It’s nice to see a major publication like the Economist tackle supply chain, even if the picture painted isn’t all that rosy, as in The Fragility of Perfection. The article, which starts off “ONLY Connect”, the words of the novelist E.M. Forster that tidily sums up globalization today, notes that an international company may buy its software from California, send its data to India, purchase its electronic equipment from China and staff its canteen with workers from eastern Europe. And that this specialization is all fine and dandy, but it depends on one critical factor: the reliability of supply.

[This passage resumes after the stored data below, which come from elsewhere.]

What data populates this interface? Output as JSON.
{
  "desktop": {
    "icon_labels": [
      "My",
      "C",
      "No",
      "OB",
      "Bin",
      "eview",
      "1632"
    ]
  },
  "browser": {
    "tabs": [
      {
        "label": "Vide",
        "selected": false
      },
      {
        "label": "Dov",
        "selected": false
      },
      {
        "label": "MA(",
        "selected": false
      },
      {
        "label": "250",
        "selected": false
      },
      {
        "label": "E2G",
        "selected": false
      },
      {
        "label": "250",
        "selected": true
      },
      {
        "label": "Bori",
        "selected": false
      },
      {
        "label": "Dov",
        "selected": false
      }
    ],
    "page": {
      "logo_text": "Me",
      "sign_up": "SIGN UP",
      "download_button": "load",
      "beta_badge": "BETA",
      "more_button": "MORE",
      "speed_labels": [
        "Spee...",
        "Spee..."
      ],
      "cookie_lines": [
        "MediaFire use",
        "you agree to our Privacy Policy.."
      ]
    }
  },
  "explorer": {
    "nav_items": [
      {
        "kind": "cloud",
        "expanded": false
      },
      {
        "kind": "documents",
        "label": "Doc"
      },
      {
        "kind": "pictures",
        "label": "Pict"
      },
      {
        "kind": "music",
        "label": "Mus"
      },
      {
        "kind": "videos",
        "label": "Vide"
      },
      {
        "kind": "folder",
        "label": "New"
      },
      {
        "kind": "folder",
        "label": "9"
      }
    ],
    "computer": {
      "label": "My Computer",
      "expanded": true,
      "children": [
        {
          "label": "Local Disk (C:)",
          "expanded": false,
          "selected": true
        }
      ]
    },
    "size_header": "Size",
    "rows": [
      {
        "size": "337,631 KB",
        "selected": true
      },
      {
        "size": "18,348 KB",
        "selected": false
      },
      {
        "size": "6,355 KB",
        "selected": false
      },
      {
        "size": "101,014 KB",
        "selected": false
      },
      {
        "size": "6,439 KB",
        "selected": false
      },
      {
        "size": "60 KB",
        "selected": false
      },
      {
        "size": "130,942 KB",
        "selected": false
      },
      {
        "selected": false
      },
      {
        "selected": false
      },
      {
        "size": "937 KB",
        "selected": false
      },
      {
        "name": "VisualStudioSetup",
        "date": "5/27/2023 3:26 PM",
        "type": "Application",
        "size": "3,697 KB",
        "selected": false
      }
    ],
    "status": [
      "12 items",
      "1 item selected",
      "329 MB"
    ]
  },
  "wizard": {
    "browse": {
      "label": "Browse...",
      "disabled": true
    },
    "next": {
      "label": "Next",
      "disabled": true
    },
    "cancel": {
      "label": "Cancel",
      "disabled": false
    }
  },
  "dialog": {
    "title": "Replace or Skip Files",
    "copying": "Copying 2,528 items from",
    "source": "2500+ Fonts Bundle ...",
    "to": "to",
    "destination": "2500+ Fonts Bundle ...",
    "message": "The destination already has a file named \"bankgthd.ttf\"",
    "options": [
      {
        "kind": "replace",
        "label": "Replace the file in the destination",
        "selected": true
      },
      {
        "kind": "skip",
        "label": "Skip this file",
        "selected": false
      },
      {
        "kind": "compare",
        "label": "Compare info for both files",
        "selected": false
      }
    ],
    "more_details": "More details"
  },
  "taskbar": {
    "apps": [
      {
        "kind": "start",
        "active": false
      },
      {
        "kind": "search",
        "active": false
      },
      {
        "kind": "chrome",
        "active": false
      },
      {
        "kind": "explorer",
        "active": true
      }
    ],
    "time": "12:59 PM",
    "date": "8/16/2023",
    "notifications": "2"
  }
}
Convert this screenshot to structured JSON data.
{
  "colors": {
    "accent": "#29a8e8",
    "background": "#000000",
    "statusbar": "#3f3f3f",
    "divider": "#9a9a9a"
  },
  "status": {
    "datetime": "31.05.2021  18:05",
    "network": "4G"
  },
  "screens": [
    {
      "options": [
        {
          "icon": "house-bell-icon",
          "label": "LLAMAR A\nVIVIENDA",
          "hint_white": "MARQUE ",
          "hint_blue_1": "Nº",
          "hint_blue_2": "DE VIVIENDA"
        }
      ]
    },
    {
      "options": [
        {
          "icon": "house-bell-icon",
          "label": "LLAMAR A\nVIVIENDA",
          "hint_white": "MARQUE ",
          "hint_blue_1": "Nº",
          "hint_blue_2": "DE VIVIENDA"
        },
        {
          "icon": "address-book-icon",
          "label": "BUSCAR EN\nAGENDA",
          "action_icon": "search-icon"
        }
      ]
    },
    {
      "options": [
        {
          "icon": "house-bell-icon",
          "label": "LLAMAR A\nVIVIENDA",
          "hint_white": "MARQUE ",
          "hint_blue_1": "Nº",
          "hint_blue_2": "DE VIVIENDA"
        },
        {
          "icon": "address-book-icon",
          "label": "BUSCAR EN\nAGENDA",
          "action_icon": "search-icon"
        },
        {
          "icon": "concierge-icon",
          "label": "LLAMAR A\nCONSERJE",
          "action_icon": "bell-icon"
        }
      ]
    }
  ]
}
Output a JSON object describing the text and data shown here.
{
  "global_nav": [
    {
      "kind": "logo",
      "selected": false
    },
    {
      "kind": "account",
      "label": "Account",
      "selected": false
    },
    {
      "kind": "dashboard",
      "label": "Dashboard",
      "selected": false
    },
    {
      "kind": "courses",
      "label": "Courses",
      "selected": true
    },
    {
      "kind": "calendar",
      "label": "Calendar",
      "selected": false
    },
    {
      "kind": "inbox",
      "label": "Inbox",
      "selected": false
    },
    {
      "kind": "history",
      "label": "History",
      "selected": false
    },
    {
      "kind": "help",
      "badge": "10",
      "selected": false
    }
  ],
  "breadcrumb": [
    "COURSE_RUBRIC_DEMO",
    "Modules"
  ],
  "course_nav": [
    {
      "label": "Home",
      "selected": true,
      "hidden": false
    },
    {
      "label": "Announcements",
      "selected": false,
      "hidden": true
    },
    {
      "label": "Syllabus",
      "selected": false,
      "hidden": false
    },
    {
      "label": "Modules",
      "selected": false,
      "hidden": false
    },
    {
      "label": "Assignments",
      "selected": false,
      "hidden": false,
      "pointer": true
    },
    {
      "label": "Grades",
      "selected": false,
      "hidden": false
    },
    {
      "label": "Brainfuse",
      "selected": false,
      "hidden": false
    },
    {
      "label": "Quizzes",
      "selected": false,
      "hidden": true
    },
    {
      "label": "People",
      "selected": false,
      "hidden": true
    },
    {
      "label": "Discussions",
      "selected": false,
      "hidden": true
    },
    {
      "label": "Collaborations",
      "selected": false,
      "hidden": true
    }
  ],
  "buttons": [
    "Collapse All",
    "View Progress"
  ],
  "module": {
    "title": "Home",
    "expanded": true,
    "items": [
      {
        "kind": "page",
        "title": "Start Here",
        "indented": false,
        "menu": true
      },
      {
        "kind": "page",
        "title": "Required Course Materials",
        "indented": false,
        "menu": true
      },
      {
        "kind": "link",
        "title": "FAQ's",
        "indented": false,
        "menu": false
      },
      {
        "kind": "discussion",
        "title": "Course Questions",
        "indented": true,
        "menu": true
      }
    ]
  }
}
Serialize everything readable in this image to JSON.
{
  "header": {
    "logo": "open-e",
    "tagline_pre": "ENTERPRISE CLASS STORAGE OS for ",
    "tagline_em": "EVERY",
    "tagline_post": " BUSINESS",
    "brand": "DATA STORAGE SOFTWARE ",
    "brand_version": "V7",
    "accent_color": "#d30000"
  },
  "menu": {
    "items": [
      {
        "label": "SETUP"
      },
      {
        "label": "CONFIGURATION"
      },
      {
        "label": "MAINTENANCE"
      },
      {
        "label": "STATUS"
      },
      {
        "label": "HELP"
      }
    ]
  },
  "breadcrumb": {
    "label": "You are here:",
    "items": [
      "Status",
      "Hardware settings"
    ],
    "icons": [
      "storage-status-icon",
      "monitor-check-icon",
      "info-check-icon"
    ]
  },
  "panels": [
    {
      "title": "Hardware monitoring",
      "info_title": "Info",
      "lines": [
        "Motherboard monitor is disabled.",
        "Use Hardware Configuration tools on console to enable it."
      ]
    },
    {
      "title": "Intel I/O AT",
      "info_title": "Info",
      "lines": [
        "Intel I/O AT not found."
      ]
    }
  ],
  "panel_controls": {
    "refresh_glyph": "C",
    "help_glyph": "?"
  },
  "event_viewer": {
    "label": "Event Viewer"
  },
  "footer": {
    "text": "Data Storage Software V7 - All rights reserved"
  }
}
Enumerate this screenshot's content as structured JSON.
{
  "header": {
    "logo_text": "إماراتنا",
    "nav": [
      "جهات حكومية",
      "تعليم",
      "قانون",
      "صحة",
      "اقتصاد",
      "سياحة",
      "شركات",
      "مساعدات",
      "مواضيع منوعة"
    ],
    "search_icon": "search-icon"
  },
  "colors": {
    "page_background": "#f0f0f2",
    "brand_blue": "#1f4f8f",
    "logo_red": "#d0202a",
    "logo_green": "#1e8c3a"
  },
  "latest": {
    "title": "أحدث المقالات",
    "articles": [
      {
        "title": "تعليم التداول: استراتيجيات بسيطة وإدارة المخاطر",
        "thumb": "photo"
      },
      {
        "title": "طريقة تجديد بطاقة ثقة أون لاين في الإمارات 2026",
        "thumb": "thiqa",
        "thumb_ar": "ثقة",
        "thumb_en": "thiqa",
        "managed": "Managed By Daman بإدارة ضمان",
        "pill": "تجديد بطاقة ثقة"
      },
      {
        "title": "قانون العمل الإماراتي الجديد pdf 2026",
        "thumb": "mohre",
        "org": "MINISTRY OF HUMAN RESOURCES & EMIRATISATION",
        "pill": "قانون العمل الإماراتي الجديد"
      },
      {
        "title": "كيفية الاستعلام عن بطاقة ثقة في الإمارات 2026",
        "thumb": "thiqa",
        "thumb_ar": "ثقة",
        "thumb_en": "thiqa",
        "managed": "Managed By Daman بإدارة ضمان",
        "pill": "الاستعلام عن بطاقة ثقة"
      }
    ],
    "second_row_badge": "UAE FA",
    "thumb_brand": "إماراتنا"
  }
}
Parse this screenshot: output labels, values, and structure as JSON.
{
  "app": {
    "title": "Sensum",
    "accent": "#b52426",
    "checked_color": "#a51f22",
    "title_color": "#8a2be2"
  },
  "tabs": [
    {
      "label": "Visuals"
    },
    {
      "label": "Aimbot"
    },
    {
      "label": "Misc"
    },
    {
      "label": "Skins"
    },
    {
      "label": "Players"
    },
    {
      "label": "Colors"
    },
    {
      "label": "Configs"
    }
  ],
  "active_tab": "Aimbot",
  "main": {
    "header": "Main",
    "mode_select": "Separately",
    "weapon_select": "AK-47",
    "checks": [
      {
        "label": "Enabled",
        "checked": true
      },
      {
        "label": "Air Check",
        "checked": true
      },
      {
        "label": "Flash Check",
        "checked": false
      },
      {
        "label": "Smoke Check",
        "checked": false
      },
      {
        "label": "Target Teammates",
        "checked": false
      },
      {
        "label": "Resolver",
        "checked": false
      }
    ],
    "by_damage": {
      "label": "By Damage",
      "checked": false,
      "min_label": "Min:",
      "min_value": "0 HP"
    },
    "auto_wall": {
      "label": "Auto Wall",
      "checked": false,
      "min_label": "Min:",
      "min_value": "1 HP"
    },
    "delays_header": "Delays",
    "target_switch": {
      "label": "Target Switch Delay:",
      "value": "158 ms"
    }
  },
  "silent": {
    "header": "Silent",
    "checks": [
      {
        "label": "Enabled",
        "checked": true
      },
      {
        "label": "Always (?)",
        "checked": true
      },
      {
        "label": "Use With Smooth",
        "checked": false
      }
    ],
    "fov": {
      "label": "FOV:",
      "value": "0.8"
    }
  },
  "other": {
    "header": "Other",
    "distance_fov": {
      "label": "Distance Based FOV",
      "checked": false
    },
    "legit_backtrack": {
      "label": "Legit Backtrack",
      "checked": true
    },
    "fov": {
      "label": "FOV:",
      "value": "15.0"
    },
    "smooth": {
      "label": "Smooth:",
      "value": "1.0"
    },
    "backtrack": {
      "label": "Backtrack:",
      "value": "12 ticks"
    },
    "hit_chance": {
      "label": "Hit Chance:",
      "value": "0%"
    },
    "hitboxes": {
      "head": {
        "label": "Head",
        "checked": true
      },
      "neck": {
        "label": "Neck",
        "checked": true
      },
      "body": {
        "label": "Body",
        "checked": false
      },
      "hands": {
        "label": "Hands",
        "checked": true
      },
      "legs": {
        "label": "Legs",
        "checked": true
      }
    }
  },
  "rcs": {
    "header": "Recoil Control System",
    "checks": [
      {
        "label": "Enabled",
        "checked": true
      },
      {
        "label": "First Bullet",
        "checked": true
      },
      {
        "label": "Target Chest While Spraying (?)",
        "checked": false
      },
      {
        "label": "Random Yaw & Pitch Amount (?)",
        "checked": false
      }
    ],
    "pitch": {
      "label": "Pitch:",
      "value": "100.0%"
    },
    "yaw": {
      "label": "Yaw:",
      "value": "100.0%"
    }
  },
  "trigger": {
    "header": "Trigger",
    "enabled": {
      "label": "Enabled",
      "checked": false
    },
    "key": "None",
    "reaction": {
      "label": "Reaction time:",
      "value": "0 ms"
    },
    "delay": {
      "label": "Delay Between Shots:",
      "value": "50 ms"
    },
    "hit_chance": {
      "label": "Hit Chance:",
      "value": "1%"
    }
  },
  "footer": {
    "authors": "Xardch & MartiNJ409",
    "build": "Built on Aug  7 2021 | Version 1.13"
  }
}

This dependence on supply reliability is a vulnerability of the global industrial system, but how bad is it? And more importantly, how bad does it have to be? The article quotes David Bowers of Absolute Strategy Research who draws an analogy between today’s supply chains and the recent boom in structure finance which saw banks distribute risk to specialist vehicles like conduits. These banks worried less about the creditworthiness of borrowers, but the risks ended up back on the banks’ balance sheets when the sub-prime crisis broke. Mr. Bowers believes that just as the banks mispriced credit risk, so companies have misjudged strategic risk. And I have to agree. Way too many companies are single sourcing or running their global supply chains too lean when there are dozens of things that can go wrong. (Why? Some companies don’t understand the risk, and some don’t know how to make good sourcing decisions when multiple companies are involved. But there’s no excuse for either, especially when there are good strategic sourcing decision optimization tools on the market to help a company, by way of constraints, mitigate risks AND save money.)
However, what I really liked about the article is Mr. Bowers’ belief that loose monetary policy in America is leading, via the currency markets, to inflation in developing countries. This, in turn, undermines the cost advantages of outsourcing, as the prices of raw materials and labor rise. I’m sure my fellow blogger over at Spend Matters would agree that poor monetary policies, like free trade restrictions, will only hurt the economy.
Furthermore, disruption to the supply chain is a huge strategic risk. Supply chain disasters have bankrupted companies in the past. Remember Aris Isotoner, Webvan, or Foxmeyer? No? Well, they were destroyed by supply chain fiascos. Although just-in-time inventory levels create savings opportunities, they also cause huge losses when suppliers do not deliver in time. The reality is that the more independence there is in the system, the wider the effects of disruption in any one part of it will be felt. A disruption anywhere in the world could prove catastrophic in dozens of countries simultaneously, as the recent earthquake in China might just do if certain factories stay offline for too long. And the resulting losses could be far greater than the fallout of the recent subprime-mortgage crisis.